Exactamente. Tudo coisas de homens. Um cinto, uns óculos escuros... Foi assim que eles nasceram. Depois comecei a desenhar, uns desenhos sem interesse, uns homens; no início de tudo foi assim. Depois ganharam nome e foram nascendo. Houve também muitas imagens. Fotografas importantes da história da fotografia, que também me dão muitas ideias; ver livros de fotografia ajuda-me muito, a perceber nuances, princípios de personagens e princípios de histórias. Isso tudo, junto com leituras que estava a fazer, ajudou a chegar a este livro.
Um livro em que, como referiu, os protagonistas são homens...
Foi totalmente espontâneo. Nunca me apareceram como mulheres e, não sei porquê, mas ultimamente sempre que escrevo, escrevo sobre homens, e como não contrario...
Como chegou à estrutura deste livro que se divide em duas partes?
Essa divisão é muito tardia. Gostava de ser capaz de escrever um livro que fosse, da primeira à última linha, sem capítulos, sem interrupções, um texto contínuo. Dou muita importância à mancha; não conseguindo ainda fazer isso, divido-os por capítulos.
O livro saiu há pouco tempo, as reacções estão ainda a sair. Como gere este momento?
Desta vez, como não houve lançamento, fiquei menos nervosa.
Opção sua?
Sim.
Porquê?
Nunca vou a lançamentos [risos]. Não faz muito o meu género e, então, podendo não o fazer, não fiz. Ao mesmo tempo isso também foi um bocadinho estranho. Não houve nada a marcar, e de um dia para o outro o livro estava nas livrarias; ainda não o vi em nenhuma livraria não vou ver nada.
Lê as críticas?
Sim, algumas leio. Mas também não leio integralmente. Isso não me interessa. O que sinto é que o que eu tinha de fazer já fiz.
Mas interessa-lhe ser lida.
Interessa-me, sim. Se houvesse um lançamento se calhar teria ficado ansiosa. Mas agora sinto-me feliz porque concluí. A maneira como giro esta fase é pôr-me a escrever. Este é um período muito produtivo, em que escrevo muito. É uma espécie de casaco com que me visto.
O seu nome numa altura em que há uma curiosidade global acerca de uma escrita feita por mulheres negras e pelo que traz de novidade à literatura. É uma curiosidade que ultrapassa a literatura e é social e política.
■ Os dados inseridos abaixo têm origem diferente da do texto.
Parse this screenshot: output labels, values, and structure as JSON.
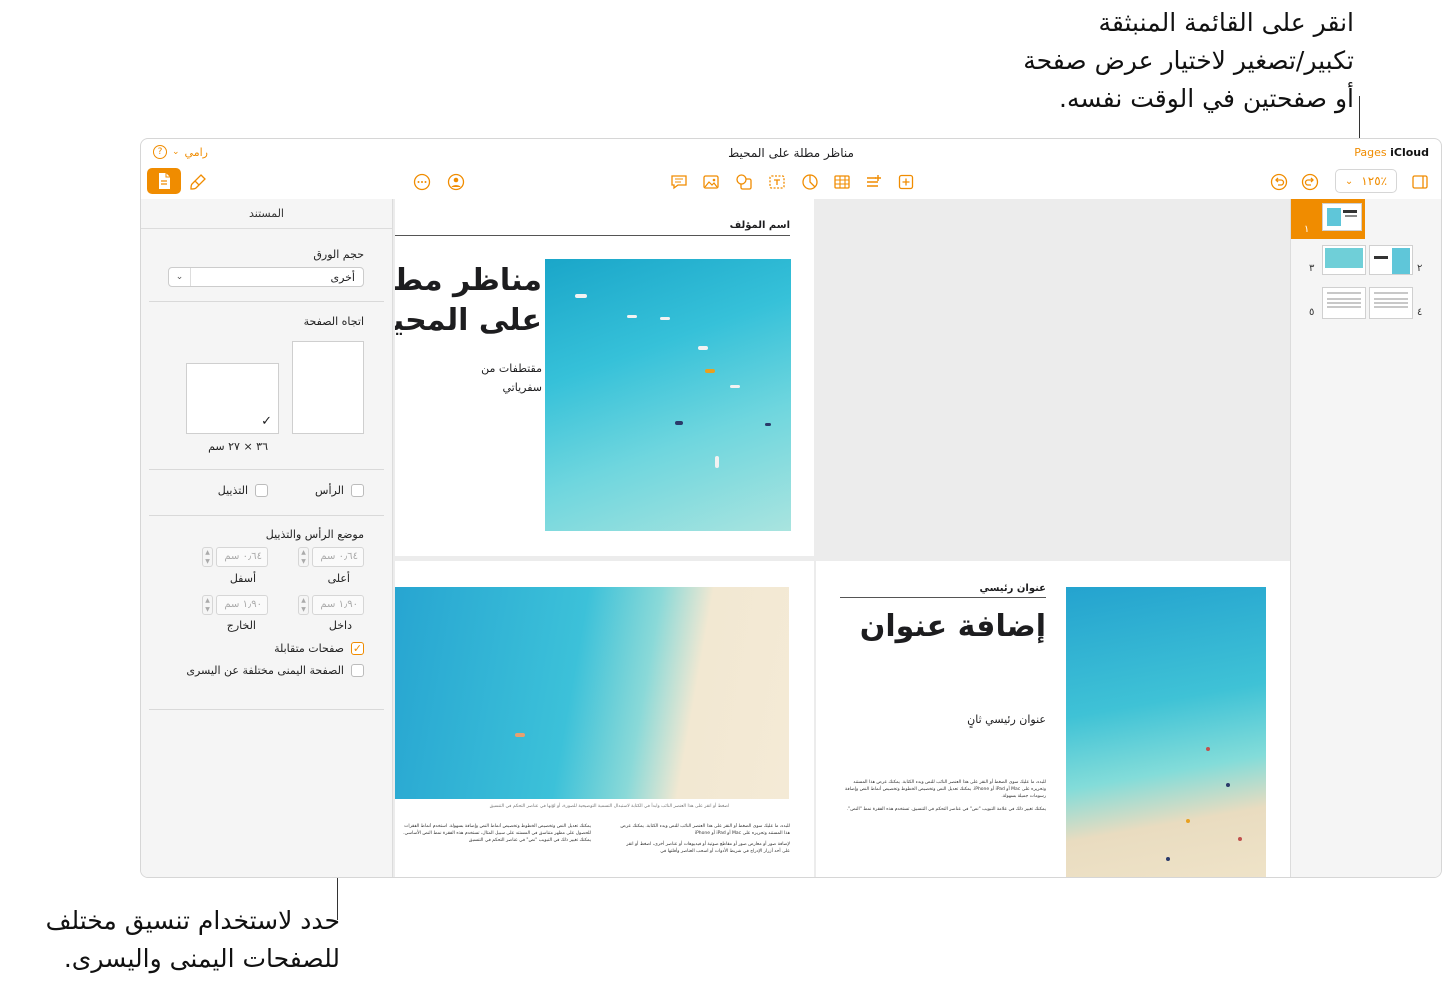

Sou leitora de algumas dessas pessoas e acho esse contributo importante. Mas quando se fala de escritores com um percurso como o meu às tantas já não se está a falar de literatura. Já só se está a falar de todo esse lado, social, político... Acho importante nunca perder de vista também o aspecto literário. O contributo social e político é tão mais forte e perene quanto se misturar com esta conversa; a conversa: essa conversa antiga, a conversa do que se passa nos livros. Interessa-me participar nessa conversa. É tão mais subversivo o contributo de todas essas pessoas quanto mais ele se inscrever nesta conversa e continuar para lá do momento em que as discussões fora da literatura estavam a ser tidas. Os livros preservam o sentido da discussão e mantêm entre si uma discussão própria, que nos ultrapassa, que se prolonga para lá de nós e para lá do momento que estamos a viver.
Não se sente representante de algum tipo de literatura.
Não. Talvez sinta uma grande responsabilidade. Mas é, antes de mais nada, uma responsabilidade em relação próprio trabalho que estou a fazer e de respeito para com as personagens de que estou a falar. Presto contas às personagens. Mas não me sinto representante de uma literatura. Sinto que estou a contribuir para uma conversa, que também é essa conversa política, social, etc., mas quando escrevo não estou a pensar nisso. Estou a perceber como é que se faz o que eu gostava de saber fazer. E preservando um certo gozo em fazer isso. Escrever é a coisa que me dá mais alegria. É uma coisa associada à felicidade. Se ainda por cima os livros contribuírem para uma discussão, se chamarem a atenção para coisas, se forem lidos com benefício para pessoas, fico ainda mais feliz. Mas não premeditei isso, porque se me concentrar apenas nisso tenho medo que os livros se tornem maus.